# Characteristics of Posterior Cerebral Circulation in Patients With Intractable Hiccups: A Case Series

**Authors:** Tsukasa Kondo, Teruhiko Terasawa, Hideyuki Nakama

PMC · DOI: 10.1002/brb3.70978 · Brain and Behavior · 2025-10-15

## TL;DR

This study found that many people with long-lasting hiccups have unusual brain blood vessel patterns, suggesting a possible link between these vascular variations and the condition.

## Contribution

The study identifies a high prevalence of specific cerebrovascular variants in patients with intractable hiccups.

## Key findings

- 93.5% of patients had an incomplete Circle of Willis, much higher than in healthy individuals.
- 60.9% had hypoplasia or absence of both posterior communicating arteries, isolating the anterior and posterior CW.
- These vascular variations may be linked to intractable hiccups and altered cerebral blood flow.

## Abstract

Certain vascular variations, including complete fetal‐type posterior cerebral artery variants, may underlie the mechanisms contributing to intractable hiccups.

Brain magnetic resonance angiography was performed in 230 patients with intractable hiccups who visited our hiccup consultation clinic. Based on the proposed morphological classification system, vascular distribution patterns and frequencies of the Circle of Willis (CW) were compared with those in five previously reported healthy cohorts.

Of the 230 patients, 215 (93.5%) had an incomplete CW type, which was significantly higher than that observed in the healthy cohorts (45.0–74.6%; all p < 0.001). Hypoplasia or absence of both posterior communicating arteries, resulting in isolation of the anterior and posterior CW, was the most common phenotype (140/230, 60.9%).
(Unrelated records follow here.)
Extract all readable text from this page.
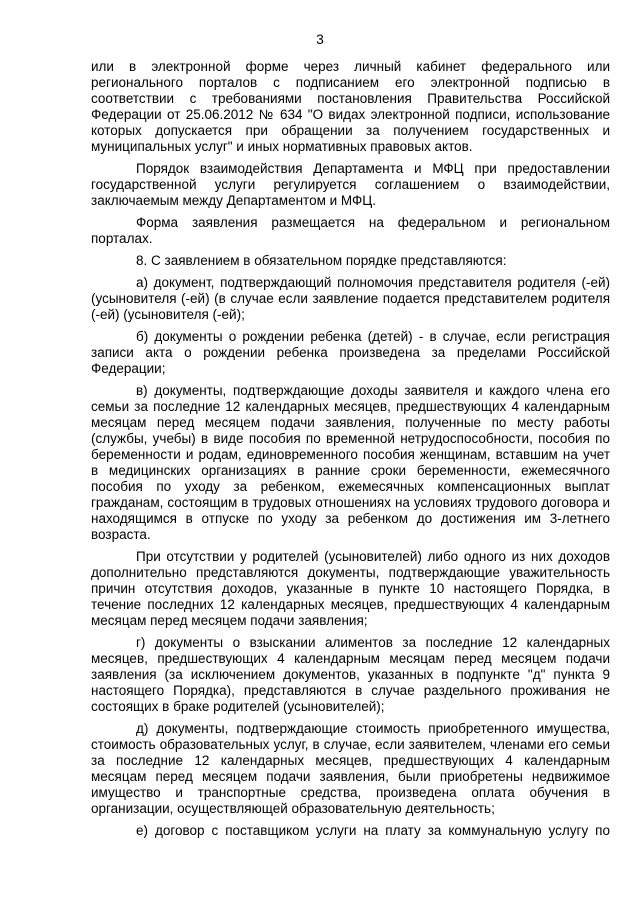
3

или в электронной форме через личный кабинет федерального или регионального порталов с подписанием его электронной подписью в соответствии с требованиями постановления Правительства Российской Федерации от 25.06.2012 № 634 "О видах электронной подписи, использование которых допускается при обращении за получением государственных и муниципальных услуг" и иных нормативных правовых актов.

Порядок взаимодействия Департамента и МФЦ при предоставлении государственной услуги регулируется соглашением о взаимодействии, заключаемым между Департаментом и МФЦ.

Форма заявления размещается на федеральном и региональном порталах.

8. С заявлением в обязательном порядке представляются:

а) документ, подтверждающий полномочия представителя родителя (-ей) (усыновителя (-ей) (в случае если заявление подается представителем родителя (-ей) (усыновителя (-ей);

б) документы о рождении ребенка (детей) - в случае, если регистрация записи акта о рождении ребенка произведена за пределами Российской Федерации;

в) документы, подтверждающие доходы заявителя и каждого члена его семьи за последние 12 календарных месяцев, предшествующих 4 календарным месяцам перед месяцем подачи заявления, полученные по месту работы (службы, учебы) в виде пособия по временной нетрудоспособности, пособия по беременности и родам, единовременного пособия женщинам, вставшим на учет в медицинских организациях в ранние сроки беременности, ежемесячного пособия по уходу за ребенком, ежемесячных компенсационных выплат гражданам, состоящим в трудовых отношениях на условиях трудового договора и находящимся в отпуске по уходу за ребенком до достижения им 3-летнего возраста.

При отсутствии у родителей (усыновителей) либо одного из них доходов дополнительно представляются документы, подтверждающие уважительность причин отсутствия доходов, указанные в пункте 10 настоящего Порядка, в течение последних 12 календарных месяцев, предшествующих 4 календарным месяцам перед месяцем подачи заявления;

г) документы о взыскании алиментов за последние 12 календарных месяцев, предшествующих 4 календарным месяцам перед месяцем подачи заявления (за исключением документов, указанных в подпункте "д" пункта 9 настоящего Порядка), представляются в случае раздельного проживания не состоящих в браке родителей (усыновителей);

д) документы, подтверждающие стоимость приобретенного имущества, стоимость образовательных услуг, в случае, если заявителем, членами его семьи за последние 12 календарных месяцев, предшествующих 4 календарным месяцам перед месяцем подачи заявления, были приобретены недвижимое имущество и транспортные средства, произведена оплата обучения в организации, осуществляющей образовательную деятельность;

е) договор с поставщиком услуги на плату за коммунальную услугу по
This frequency was also higher than that reported in each of the healthy cohorts (8.7–42.8%; all p < 0.001).

Incomplete CW patterns were prevalent among individuals with intractable hiccups, particularly those isolating the anterior and posterior CW. These findings suggest a possible association between intractable hiccups, cerebrovascular variants, and changes in cerebral blood flow.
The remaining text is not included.